Menurut Niam, KPAI sudah melakukan komunikasi dengan Kepala Dinas Pendidikan DKI, namun yang bersangkutan mengaku belum mengetahui kasus itu.
“Kami juga sudah mengontak Kepala Pusat Informasi dan Hubungan Masyarakat (PIH) Kemdikbud untuk meminta adanya investigasi,” kata Niam.
Di dalam soal itu diceritakan Jokowi sebagai sosok jujur dan pekerja keras yang dikenal dengan gaya blusukannya, berprestasi, bersih dari korupsi, dan memiliki kepedulian kepada buruh.
Selanjutnya, ditanyakan apa keteladanan Jokowi di dalam soal cerita itu, dan telah tersedia jawaban dalam bentuk pilihan ganda.
PGRI: Jangan Dipersepsikan Politis
Pakar pendidikan yang juga Rektor IKIP PGRI Semarang Muhdi menilai penyebutan Joko Widodo dalam salah satu soal Ujian Nasional (UN) 2014 jangan dipersepsikan secara politis.
“Pembuatan soal UN itu dilakukan secara bertahap.
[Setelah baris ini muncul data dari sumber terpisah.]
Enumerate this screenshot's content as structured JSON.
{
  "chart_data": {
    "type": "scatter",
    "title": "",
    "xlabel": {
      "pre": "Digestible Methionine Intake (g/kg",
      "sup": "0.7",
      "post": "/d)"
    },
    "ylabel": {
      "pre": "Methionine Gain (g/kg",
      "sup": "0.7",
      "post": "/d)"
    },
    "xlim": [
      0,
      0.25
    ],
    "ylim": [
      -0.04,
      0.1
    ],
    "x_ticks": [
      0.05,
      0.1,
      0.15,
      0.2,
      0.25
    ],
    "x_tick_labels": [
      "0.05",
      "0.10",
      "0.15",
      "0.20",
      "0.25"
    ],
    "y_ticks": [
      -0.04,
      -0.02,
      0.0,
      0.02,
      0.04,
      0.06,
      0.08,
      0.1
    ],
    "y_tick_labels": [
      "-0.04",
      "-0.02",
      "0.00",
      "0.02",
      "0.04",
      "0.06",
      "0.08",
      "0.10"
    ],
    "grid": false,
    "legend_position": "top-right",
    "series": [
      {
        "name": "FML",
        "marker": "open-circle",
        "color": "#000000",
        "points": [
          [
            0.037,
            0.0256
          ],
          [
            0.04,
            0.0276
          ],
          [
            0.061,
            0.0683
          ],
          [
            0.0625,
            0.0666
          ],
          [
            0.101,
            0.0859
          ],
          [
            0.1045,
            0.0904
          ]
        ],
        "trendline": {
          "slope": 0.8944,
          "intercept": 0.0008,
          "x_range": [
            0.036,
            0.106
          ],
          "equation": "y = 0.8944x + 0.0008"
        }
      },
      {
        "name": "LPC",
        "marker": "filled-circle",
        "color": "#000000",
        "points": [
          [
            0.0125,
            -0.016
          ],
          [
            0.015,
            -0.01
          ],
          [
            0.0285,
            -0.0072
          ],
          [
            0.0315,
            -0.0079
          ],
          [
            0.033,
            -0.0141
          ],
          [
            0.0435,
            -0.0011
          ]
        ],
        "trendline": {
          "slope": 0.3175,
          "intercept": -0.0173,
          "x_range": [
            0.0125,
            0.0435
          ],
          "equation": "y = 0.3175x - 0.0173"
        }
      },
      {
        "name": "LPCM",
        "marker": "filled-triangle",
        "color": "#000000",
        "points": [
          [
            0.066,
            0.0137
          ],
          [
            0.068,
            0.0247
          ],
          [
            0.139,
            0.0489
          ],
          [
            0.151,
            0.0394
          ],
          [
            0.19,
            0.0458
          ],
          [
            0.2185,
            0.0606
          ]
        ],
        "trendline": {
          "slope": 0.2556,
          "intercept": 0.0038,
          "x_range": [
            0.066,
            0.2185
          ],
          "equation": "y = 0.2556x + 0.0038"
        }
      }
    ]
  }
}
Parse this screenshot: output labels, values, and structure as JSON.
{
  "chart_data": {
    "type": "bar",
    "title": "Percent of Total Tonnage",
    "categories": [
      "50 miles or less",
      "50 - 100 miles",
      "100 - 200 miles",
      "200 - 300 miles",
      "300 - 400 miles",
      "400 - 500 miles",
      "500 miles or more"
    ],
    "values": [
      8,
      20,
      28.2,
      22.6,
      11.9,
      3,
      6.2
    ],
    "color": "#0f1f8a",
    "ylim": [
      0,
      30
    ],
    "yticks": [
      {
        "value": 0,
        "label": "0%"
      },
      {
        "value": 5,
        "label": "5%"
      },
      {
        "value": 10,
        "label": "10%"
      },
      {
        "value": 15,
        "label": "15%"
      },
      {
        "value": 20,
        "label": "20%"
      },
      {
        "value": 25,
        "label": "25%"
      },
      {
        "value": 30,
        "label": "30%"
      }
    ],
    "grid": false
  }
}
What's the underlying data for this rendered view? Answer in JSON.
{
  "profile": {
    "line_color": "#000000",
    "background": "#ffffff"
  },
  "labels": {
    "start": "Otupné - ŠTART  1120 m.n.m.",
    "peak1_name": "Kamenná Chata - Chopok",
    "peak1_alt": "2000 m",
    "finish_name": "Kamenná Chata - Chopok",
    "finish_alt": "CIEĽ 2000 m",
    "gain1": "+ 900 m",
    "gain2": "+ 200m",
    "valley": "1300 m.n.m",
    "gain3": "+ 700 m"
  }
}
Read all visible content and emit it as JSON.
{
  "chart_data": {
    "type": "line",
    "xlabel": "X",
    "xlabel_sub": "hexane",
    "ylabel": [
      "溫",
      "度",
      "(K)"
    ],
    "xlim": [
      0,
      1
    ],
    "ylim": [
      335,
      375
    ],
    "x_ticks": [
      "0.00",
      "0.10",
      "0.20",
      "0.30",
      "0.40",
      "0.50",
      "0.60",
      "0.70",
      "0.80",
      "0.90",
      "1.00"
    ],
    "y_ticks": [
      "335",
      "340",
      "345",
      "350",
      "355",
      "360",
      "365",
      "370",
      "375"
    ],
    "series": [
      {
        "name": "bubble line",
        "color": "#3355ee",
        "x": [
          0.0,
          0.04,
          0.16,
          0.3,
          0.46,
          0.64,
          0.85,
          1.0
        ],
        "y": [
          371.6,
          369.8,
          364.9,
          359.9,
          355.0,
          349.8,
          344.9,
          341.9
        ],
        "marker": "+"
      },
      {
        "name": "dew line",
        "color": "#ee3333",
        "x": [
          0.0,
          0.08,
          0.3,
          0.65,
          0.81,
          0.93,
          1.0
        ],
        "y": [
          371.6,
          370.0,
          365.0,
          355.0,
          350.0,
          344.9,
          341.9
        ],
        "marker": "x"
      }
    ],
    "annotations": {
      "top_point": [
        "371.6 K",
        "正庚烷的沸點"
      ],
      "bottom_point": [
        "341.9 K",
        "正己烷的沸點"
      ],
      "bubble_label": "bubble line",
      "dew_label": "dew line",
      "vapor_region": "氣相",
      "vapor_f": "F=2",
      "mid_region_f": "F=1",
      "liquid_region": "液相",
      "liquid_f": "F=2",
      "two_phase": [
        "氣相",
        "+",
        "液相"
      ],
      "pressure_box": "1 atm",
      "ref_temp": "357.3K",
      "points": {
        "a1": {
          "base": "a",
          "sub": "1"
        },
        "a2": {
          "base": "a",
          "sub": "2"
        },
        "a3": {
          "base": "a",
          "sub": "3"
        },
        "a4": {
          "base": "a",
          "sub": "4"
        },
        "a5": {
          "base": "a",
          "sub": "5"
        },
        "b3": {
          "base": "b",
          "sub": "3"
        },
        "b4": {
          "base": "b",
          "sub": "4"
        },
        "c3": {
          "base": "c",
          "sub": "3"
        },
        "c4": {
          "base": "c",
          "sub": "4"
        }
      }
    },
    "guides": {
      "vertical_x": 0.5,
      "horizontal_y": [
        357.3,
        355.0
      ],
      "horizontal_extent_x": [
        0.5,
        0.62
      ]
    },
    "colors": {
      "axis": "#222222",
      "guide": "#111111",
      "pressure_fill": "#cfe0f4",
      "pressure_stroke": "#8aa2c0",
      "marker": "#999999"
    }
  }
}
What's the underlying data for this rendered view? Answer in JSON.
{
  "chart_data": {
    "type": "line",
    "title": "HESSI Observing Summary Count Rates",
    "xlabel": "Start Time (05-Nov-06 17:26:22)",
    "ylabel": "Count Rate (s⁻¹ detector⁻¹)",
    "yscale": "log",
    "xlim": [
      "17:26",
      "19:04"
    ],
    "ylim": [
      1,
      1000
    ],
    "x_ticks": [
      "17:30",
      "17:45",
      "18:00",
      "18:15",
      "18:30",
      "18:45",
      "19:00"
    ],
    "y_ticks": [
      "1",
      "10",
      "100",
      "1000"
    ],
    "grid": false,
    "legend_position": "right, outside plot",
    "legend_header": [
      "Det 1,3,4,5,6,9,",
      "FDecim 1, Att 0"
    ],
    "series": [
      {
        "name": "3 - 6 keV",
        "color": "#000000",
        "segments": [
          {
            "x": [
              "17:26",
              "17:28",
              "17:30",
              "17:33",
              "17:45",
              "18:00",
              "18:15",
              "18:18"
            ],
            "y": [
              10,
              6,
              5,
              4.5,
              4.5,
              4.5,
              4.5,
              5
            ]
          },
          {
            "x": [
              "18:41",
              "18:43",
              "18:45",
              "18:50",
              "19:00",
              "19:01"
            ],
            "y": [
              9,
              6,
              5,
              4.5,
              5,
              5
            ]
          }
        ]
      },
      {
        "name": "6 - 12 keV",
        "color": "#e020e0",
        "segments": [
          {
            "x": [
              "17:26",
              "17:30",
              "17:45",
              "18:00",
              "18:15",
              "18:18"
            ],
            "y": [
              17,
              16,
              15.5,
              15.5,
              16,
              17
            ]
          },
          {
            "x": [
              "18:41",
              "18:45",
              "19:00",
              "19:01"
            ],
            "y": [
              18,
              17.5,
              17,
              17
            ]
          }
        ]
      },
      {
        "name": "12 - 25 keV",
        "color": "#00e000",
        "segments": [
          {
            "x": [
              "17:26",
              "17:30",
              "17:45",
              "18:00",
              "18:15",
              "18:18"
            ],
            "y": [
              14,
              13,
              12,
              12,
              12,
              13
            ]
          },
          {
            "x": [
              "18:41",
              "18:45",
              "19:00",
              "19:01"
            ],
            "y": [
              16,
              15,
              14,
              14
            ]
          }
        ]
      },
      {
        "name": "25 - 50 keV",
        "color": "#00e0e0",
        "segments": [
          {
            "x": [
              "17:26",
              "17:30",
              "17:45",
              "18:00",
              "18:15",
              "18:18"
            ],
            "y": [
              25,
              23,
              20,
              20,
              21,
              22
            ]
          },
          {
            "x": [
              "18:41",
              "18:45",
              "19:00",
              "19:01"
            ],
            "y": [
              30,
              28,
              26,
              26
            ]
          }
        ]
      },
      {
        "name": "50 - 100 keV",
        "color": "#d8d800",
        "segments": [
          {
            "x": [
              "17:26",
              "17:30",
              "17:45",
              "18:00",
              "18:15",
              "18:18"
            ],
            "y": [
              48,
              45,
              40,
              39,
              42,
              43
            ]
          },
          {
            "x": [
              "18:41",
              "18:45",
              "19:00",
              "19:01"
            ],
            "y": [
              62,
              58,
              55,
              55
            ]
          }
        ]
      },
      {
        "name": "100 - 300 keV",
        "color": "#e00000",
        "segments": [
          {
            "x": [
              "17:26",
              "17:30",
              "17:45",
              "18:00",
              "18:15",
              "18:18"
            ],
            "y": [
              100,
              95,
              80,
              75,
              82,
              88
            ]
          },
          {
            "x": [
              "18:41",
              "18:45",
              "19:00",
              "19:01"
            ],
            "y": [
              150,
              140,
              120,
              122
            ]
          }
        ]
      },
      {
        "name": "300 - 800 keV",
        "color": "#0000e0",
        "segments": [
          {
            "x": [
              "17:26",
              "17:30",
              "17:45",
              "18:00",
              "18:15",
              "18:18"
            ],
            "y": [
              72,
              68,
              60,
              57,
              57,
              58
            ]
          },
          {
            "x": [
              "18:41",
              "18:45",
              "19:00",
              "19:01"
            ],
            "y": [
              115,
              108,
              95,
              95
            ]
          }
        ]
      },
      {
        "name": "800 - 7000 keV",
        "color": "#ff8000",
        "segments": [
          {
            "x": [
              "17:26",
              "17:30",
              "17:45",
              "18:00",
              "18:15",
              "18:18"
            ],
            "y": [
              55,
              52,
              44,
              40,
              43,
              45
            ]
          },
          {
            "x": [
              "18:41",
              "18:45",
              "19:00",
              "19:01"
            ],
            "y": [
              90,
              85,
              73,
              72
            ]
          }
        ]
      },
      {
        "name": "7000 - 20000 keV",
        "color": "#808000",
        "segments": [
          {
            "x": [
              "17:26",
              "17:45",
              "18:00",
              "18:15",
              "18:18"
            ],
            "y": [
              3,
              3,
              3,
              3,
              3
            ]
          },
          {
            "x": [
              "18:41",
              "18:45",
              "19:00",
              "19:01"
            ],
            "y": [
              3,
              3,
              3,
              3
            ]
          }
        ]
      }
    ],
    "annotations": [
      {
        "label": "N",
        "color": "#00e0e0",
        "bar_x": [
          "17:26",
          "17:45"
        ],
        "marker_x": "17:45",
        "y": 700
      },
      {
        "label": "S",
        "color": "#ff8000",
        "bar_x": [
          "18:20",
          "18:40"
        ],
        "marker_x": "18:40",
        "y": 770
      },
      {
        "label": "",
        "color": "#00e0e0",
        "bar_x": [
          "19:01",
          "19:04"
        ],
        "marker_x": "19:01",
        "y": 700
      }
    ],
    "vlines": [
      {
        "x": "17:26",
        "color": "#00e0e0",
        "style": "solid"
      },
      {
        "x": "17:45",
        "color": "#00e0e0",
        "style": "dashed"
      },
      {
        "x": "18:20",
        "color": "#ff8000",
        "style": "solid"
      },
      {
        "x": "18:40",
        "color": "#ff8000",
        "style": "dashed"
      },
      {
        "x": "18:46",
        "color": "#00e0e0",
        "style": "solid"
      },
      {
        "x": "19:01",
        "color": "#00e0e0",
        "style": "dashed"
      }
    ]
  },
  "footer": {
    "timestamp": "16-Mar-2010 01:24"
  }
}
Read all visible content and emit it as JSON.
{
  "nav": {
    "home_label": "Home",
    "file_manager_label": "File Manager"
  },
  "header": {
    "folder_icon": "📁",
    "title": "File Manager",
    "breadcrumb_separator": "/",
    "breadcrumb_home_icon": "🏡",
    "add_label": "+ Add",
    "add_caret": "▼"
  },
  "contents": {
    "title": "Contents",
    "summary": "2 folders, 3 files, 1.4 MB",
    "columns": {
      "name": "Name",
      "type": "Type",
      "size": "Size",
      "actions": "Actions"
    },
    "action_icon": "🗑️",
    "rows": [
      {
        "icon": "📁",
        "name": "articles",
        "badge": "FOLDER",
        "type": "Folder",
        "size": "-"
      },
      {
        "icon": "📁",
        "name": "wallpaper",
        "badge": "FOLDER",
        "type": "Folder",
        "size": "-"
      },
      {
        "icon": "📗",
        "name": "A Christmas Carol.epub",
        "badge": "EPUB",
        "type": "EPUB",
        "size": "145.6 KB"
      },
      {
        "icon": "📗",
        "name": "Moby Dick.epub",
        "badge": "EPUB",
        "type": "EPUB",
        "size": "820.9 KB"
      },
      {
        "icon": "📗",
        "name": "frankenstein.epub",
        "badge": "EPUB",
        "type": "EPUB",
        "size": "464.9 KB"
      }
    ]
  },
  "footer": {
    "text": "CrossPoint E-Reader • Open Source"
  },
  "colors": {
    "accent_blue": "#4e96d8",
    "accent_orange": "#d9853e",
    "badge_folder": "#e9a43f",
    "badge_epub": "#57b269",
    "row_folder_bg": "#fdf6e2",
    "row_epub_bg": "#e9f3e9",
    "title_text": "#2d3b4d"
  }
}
Ada mekanismenya, tidak bisa sembarangan,” katanya di Semarang, Senin, menanggapi penyebutan Jokowi dalam salah satu soal UN untuk Bahasa Indonesia.
Ia tidak memungkiri ada pihak yang kemudian menyangka penyebutan Jokowi dalam soal UN itu berkaitan dengan unsur politis, tetapi perlu diingat bahwa soal-soal UN itu sudah dibuat sejak lama.
Pembuatan soal UN, kata Sekretaris Umum PGRI Jawa Tengah itu, pasti sudah dilakukan jauh-jauh hari sebelum Joko Widodo resmi dijagokan sebagai calon presiden dari PDI Perjuangan, yakni 14 Maret 2014.
“Ketika itu, Jokowi kan belum jadi capres, tetapi Gubernur DKI Jakarta. Itu alasan pertama yang membuat saya tidak menyangka munculnya soal itu (Jokowi, red.) secara politis,” katanya.
Alasan kedua, kata dia, soal-soal UN dibuat oleh pemerintah, sementara Jokowi bukan berasal dari partai politik pemerintah sehingga tidak ada alasan soal semacam itu dibuat dengan maksud politis.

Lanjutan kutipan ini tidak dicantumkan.